The first step is to look at patterns. I quickly found one I knew I wanted to make, but not for me. It was the Pillow of Sei Shonagon, and it was fantastic.
To make it, first you knit the front of the pillow. This is pretty boring. Plow through.
The pattern called for 3.25 mm needles and sportweight yarn. The yarnovers were supposed to yield 1/2" holes. I do not understand how this could possibly work, but clearly it has worked for lots of people (or Ravelry is filled with liars, a thought too terrible to entertain). It didn't work for me, so I used 4 mm needles and dk weight yarn.
The front gets blocked. Then you cut two pieces of muslin and iron fusible interfacing on each one. One piece becomes the back of the pillow, and one is cut into strips with writing on them.
I used a fine tip fabric marker, and it worked just fine. I was okay with the fact that it wasn't going to look perfect. I do not have pretty handwriting. I have small, functional handwriting. My handwriting is the nerdy girl at the Spelling Bee; she knows the power is in the words rather than in the appearance of the words.*
I highly recommend you use a rotary cutter and mat to cut the strips. I borrowed my mom's.... awhile ago.... and still have it. I really should give it back to her and buy my own.**
I experimented with the width of the strips of muslin. I found that for my fabric, the 1/2" were too wide and 1/4" were too small. I split the difference and cut the strips at 3/8".
I threaded the strips through using a safety pin stuck through the end of each strip.

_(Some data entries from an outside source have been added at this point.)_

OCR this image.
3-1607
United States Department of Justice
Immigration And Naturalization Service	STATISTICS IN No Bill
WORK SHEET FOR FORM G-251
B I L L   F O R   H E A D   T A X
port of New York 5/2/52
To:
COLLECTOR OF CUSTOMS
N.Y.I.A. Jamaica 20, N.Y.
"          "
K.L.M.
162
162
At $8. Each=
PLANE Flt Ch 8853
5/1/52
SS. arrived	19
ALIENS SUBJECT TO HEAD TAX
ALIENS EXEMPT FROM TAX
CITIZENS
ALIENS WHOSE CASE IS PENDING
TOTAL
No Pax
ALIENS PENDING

I tried various other ways, and the safety pin was easiest.
You can thread the strips through the yarnovers randomly. You will not be shocked to hear that I wasn't excited about random. Instead, I tried to get as much of each word to show. It ended up looking random-ish, and you can read it better.
The prayer of St. Francis is an important prayer to one of my best friends, and I love that this pattern showcases it in such a special way. I tried to write the negative words as small as I could and the positive words in large, spread out capitals. I wanted those positive words to be the ones that jumped out at you from the pillow.
Once the strips were woven in, I stitched the ends to the wrong side just to make sure they weren't going to slide or pop out.
To connect the pillow front to the muslin/interfacing back, I used the overcast stitch from these instructions. I stitched around three sides, inserted the 12" x 16" pillow form, and then sewed the fourth side closed. I'm sure there's a name for the stitch I used for that, but I don't know what it is. It reminded me of the mattress stitch, if that makes any sense with one side being muslin fabric instead of knit. I'm waving my hands around helpfully illustrating it right now. You're welcome.
I love it. I'm thrilled with the way it came out. I'm thinking about making one for me with some Buddhist texts.
*At least, that's what I tell myself.
**Since I wrote this post months ago, I now am the proud owner of my own set. However, I still have my mom's at my house. Baby steps.